さらには消費者へ安心感を提供することも飲食店にとってこれからは1つの付加価値になるとし、実際にゑびやでは店内の混雑状況を入店前に確認できるシステムを構築したほか、ウェブ会議システムを用いたリモート接客による遠隔販売にも取り組んでいる。このように、既存事業の脇にある新しい事業を見つけることで「サービス業全体に新しい価値が生まれてくるのではないか」と小田島氏は付け加えた。

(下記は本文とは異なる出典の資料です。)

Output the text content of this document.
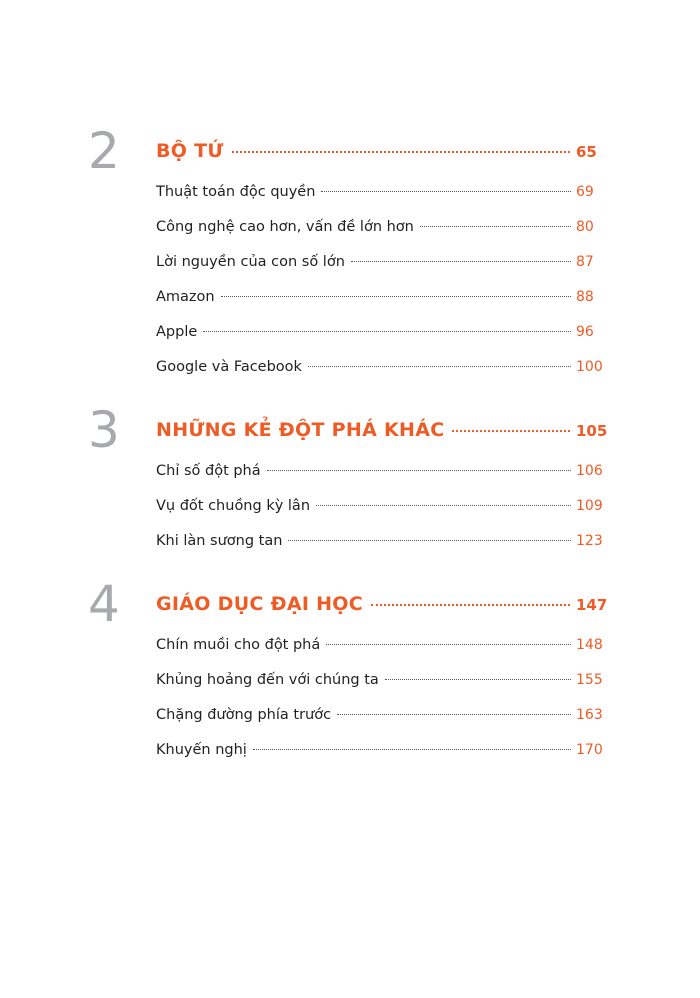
2	BỘ TỨ	65
Thuật toán độc quyền	69
Công nghệ cao hơn, vấn đề lớn hơn	80
Lời nguyền của con số lớn	87
Amazon	88
Apple	96
Google và Facebook	100
3	NHỮNG KẺ ĐỘT PHÁ KHÁC	105
Chỉ số đột phá	106
Vụ đốt chuồng kỳ lân	109
Khi làn sương tan	123
4	GIÁO DỤC ĐẠI HỌC	147
Chín muồi cho đột phá	148
Khủng hoảng đến với chúng ta	155
Chặng đường phía trước	163
Khuyến nghị	170
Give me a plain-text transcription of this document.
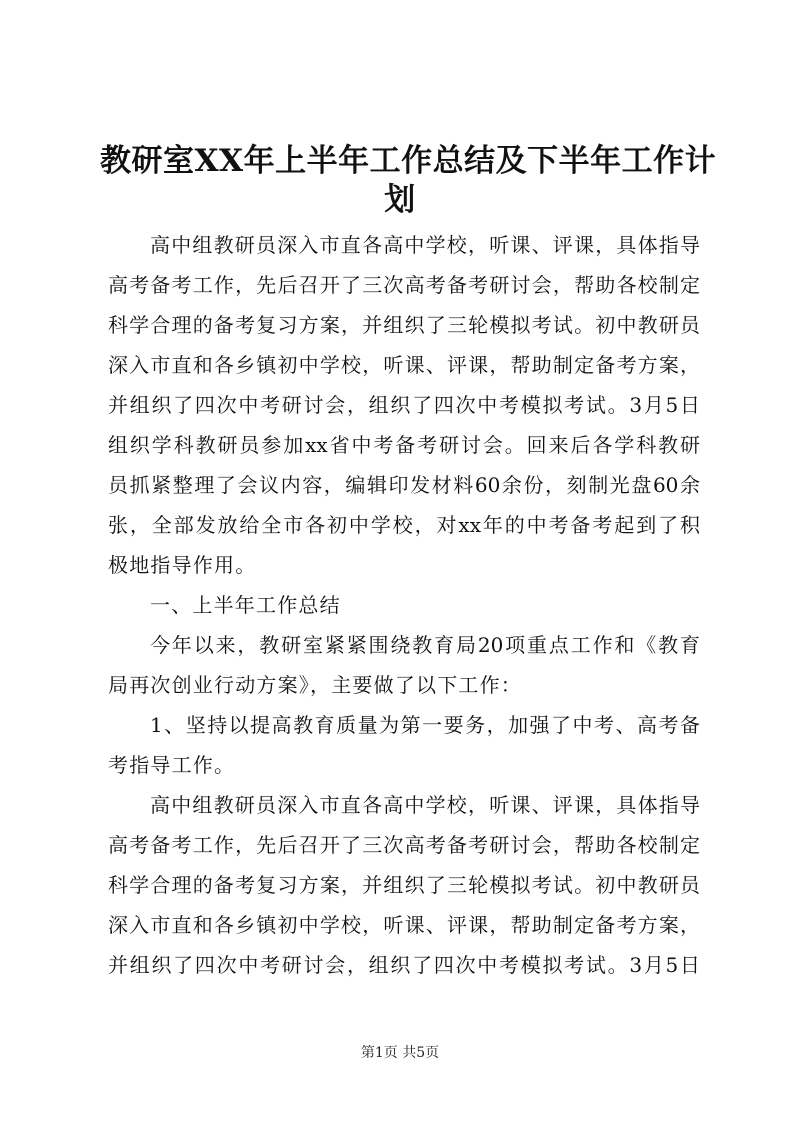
教研室XX年上半年工作总结及下半年工作计
划
高中组教研员深入市直各高中学校，听课、评课，具体指导
高考备考工作，先后召开了三次高考备考研讨会，帮助各校制定
科学合理的备考复习方案，并组织了三轮模拟考试。初中教研员
深入市直和各乡镇初中学校，听课、评课，帮助制定备考方案，
并组织了四次中考研讨会，组织了四次中考模拟考试。3月5日
组织学科教研员参加xx省中考备考研讨会。回来后各学科教研
员抓紧整理了会议内容，编辑印发材料60余份，刻制光盘60余
张，全部发放给全市各初中学校，对xx年的中考备考起到了积
极地指导作用。
一、上半年工作总结
今年以来，教研室紧紧围绕教育局20项重点工作和《教育
局再次创业行动方案》，主要做了以下工作：
1、坚持以提高教育质量为第一要务，加强了中考、高考备
考指导工作。
高中组教研员深入市直各高中学校，听课、评课，具体指导
高考备考工作，先后召开了三次高考备考研讨会，帮助各校制定
科学合理的备考复习方案，并组织了三轮模拟考试。初中教研员
深入市直和各乡镇初中学校，听课、评课，帮助制定备考方案，
并组织了四次中考研讨会，组织了四次中考模拟考试。3月5日
第1页 共5页
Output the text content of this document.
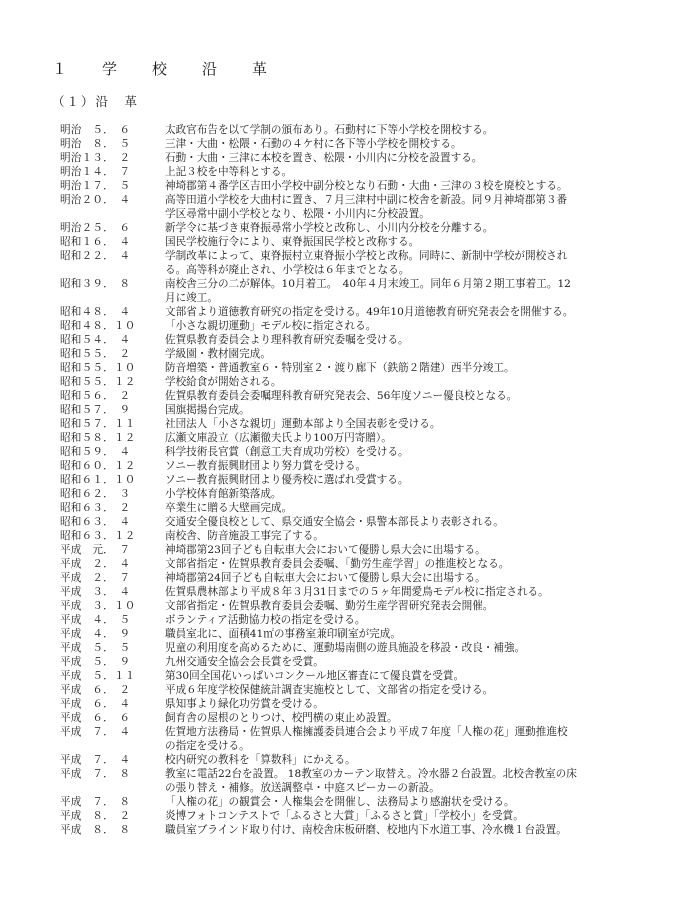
１　学　校　沿　革
（１）沿　革
明治　５．　６	太政官布告を以て学制の頒布あり。石動村に下等小学校を開校する。
明治　８．　５	三津・大曲・松隈・石動の４ケ村に各下等小学校を開校する。
明治１３．　２	石動・大曲・三津に本校を置き、松隈・小川内に分校を設置する。
明治１４．　７	上記３校を中等科とする。
明治１７．　５	神埼郡第４番学区吉田小学校中副分校となり石動・大曲・三津の３校を廃校とする。
明治２０．　４	高等田道小学校を大曲村に置き、７月三津村中副に校舎を新設。同９月神埼郡第３番
学区尋常中副小学校となり、松隈・小川内に分校設置。
明治２５．　６	新学令に基づき東脊振尋常小学校と改称し、小川内分校を分離する。
昭和１６．　４	国民学校施行令により、東脊振国民学校と改称する。
昭和２２．　４	学制改革によって、東脊振村立東脊振小学校と改称。同時に、新制中学校が開校され
る。高等科が廃止され、小学校は６年までとなる。
昭和３９．　８	南校舎三分の二が解体。10月着工。　40年４月末竣工。同年６月第２期工事着工。12
月に竣工。
昭和４８．　４	文部省より道徳教育研究の指定を受ける。49年10月道徳教育研究発表会を開催する。
昭和４８．１０	「小さな親切運動」モデル校に指定される。
昭和５４．　４	佐賀県教育委員会より理科教育研究委嘱を受ける。
昭和５５．　２	学級園・教材園完成。
昭和５５．１０	防音増築・普通教室６・特別室２・渡り廊下（鉄筋２階建）西半分竣工。
昭和５５．１２	学校給食が開始される。
昭和５６．　２	佐賀県教育委員会委嘱理科教育研究発表会、56年度ソニー優良校となる。
昭和５７．　９	国旗掲揚台完成。
昭和５７．１１	社団法人「小さな親切」運動本部より全国表彰を受ける。
昭和５８．１２	広瀬文庫設立（広瀬徹夫氏より100万円寄贈）。
昭和５９．　４	科学技術長官賞（創意工夫育成功労校）を受ける。
昭和６０．１２	ソニー教育振興財団より努力賞を受ける。
昭和６１．１０	ソニー教育振興財団より優秀校に選ばれ受賞する。
昭和６２．　３	小学校体育館新築落成。
昭和６３．　２	卒業生に贈る大壁画完成。
昭和６３．　４	交通安全優良校として、県交通安全協会・県警本部長より表彰される。
昭和６３．１２	南校舎、防音施設工事完了する。
平成　元．　７	神埼郡第23回子ども自転車大会において優勝し県大会に出場する。
平成　２．　４	文部省指定・佐賀県教育委員会委嘱、「勤労生産学習」の推進校となる。
平成　２．　７	神埼郡第24回子ども自転車大会において優勝し県大会に出場する。
平成　３．　４	佐賀県農林部より平成８年３月31日までの５ヶ年間愛鳥モデル校に指定される。
平成　３．１０	文部省指定・佐賀県教育委員会委嘱、勤労生産学習研究発表会開催。
平成　４．　５	ボランティア活動協力校の指定を受ける。
平成　４．　９	職員室北に、面積41㎡の事務室兼印刷室が完成。
平成　５．　５	児童の利用度を高めるために、運動場南側の遊具施設を移設・改良・補強。
平成　５．　９	九州交通安全協会会長賞を受賞。
平成　５．１１	第30回全国花いっぱいコンクール地区審査にて優良賞を受賞。
平成　６．　２	平成６年度学校保健統計調査実施校として、文部省の指定を受ける。
平成　６．　４	県知事より緑化功労賞を受ける。
平成　６．　６	飼育舎の屋根のとりつけ、校門横の東止め設置。
平成　７．　４	佐賀地方法務局・佐賀県人権擁護委員連合会より平成７年度「人権の花」運動推進校
の指定を受ける。
平成　７．　４	校内研究の教科を「算数科」にかえる。
平成　７．　８	教室に電話22台を設置。 18教室のカーテン取替え。冷水器２台設置。北校舎教室の床
の張り替え・補修。放送調整卓・中庭スピーカーの新設。
平成　７．　８	「人権の花」の観賞会・人権集会を開催し、法務局より感謝状を受ける。
平成　８．　２	炎博フォトコンテストで「ふるさと大賞」「ふるさと賞」「学校小」を受賞。
平成　８．　８	職員室ブラインド取り付け、南校舎床板研磨、校地内下水道工事、冷水機１台設置。
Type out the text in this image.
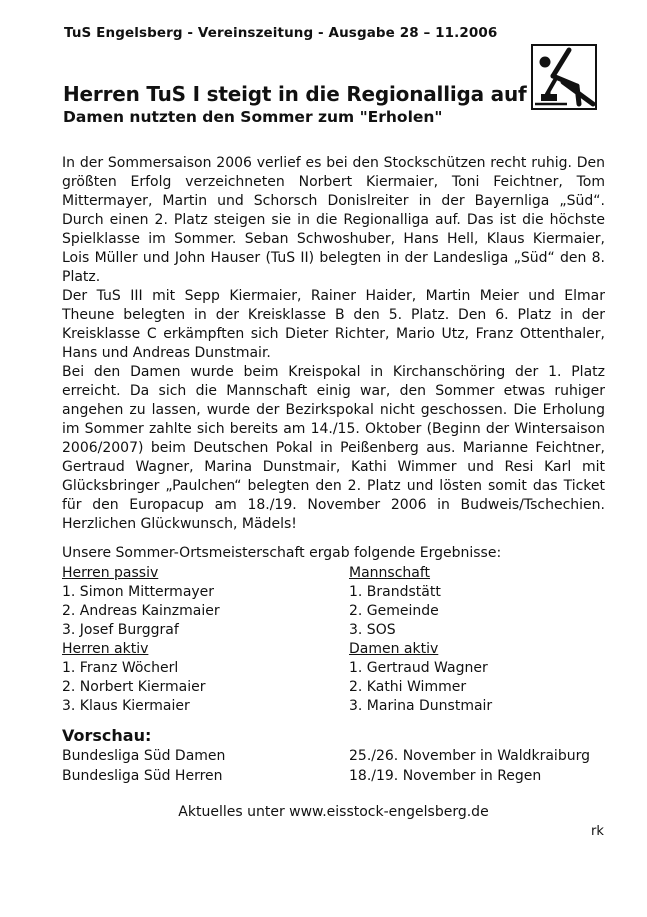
TuS Engelsberg - Vereinszeitung - Ausgabe 28 – 11.2006
Herren TuS I steigt in die Regionalliga auf
Damen nutzten den Sommer zum "Erholen"

In der Sommersaison 2006 verlief es bei den Stockschützen recht ruhig. Den größten Erfolg verzeichneten Norbert Kiermaier, Toni Feichtner, Tom Mittermayer, Martin und Schorsch Donislreiter in der Bayernliga „Süd“. Durch einen 2. Platz steigen sie in die Regionalliga auf. Das ist die höchste Spielklasse im Sommer. Seban Schwoshuber, Hans Hell, Klaus Kiermaier, Lois Müller und John Hauser (TuS II) belegten in der Landesliga „Süd“ den 8. Platz.

Der TuS III mit Sepp Kiermaier, Rainer Haider, Martin Meier und Elmar Theune belegten in der Kreisklasse B den 5. Platz. Den 6. Platz in der Kreisklasse C erkämpften sich Dieter Richter, Mario Utz, Franz Ottenthaler, Hans und Andreas Dunstmair.

Bei den Damen wurde beim Kreispokal in Kirchanschöring der 1. Platz erreicht. Da sich die Mannschaft einig war, den Sommer etwas ruhiger angehen zu lassen, wurde der Bezirkspokal nicht geschossen. Die Erholung im Sommer zahlte sich bereits am 14./15. Oktober (Beginn der Wintersaison 2006/2007) beim Deutschen Pokal in Peißenberg aus. Marianne Feichtner, Gertraud Wagner, Marina Dunstmair, Kathi Wimmer und Resi Karl mit Glücksbringer „Paulchen“ belegten den 2. Platz und lösten somit das Ticket für den Europacup am 18./19. November 2006 in Budweis/Tschechien. Herzlichen Glückwunsch, Mädels!

Unsere Sommer-Ortsmeisterschaft ergab folgende Ergebnisse:
Herren passiv
1. Simon Mittermayer
2. Andreas Kainzmaier
3. Josef Burggraf
Herren aktiv
1. Franz Wöcherl
2. Norbert Kiermaier
3. Klaus Kiermaier
Mannschaft
1. Brandstätt
2. Gemeinde
3. SOS
Damen aktiv
1. Gertraud Wagner
2. Kathi Wimmer
3. Marina Dunstmair
Vorschau:
Bundesliga Süd Damen	25./26. November in Waldkraiburg
Bundesliga Süd Herren	18./19. November in Regen
Aktuelles unter www.eisstock-engelsberg.de
rk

LINEの藤井氏も、多くの飲食店と対話していくなかで、各店舗でイートインとデリバリー・テイクアウトの比率を同程度にするような、事業ポートフォリオの構築が急務であることを再確認している。テクノロジーを活用する打開策としては、GPSやビーコン、Wi-Fiなどを使った顧客の位置情報を応用したマーケティングの最適化、飲食店の主業務を中断させないためのAIによる自動電話応答、ARを活用したメニューの多言語化などが考えられるとした。
その他、昨今のテレワークのトレンドにあわせて、使っていない時間帯もある店内を企業の業務スペースや商談スペースとして有効活用する案、飲食店の従業員がピーク時間の異なるデリバリーの配送員として活動する「雇用シェア」の取り組み、在宅勤務の社員に対して企業がランチ・デリバリー料金を負担する福利厚生が増えてくるであろうことを見越した企業とのタイアップなど、いくつかのアイデアも披露した。
ただ、既存の飲食店がデリバリーやテイクアウトを始めるにあたっては、「デリバリーに向いているメニュー、向いていないメニューがある。(イートイン用の)メニューをそのまま展開するのではなく、時間が経過してもおいしい、独自のメニュー作りが大切。価格も含めて変える必要がある」とも強調する。
ウェブ上の飲食店に対するレビューも、公平性という観点では「店舗ではなく、メニューに対して評価するようになると面白いのでは」と語り、すでにメニューごとにアンケートを取っているという、ゑびやの小田島氏も同意していた。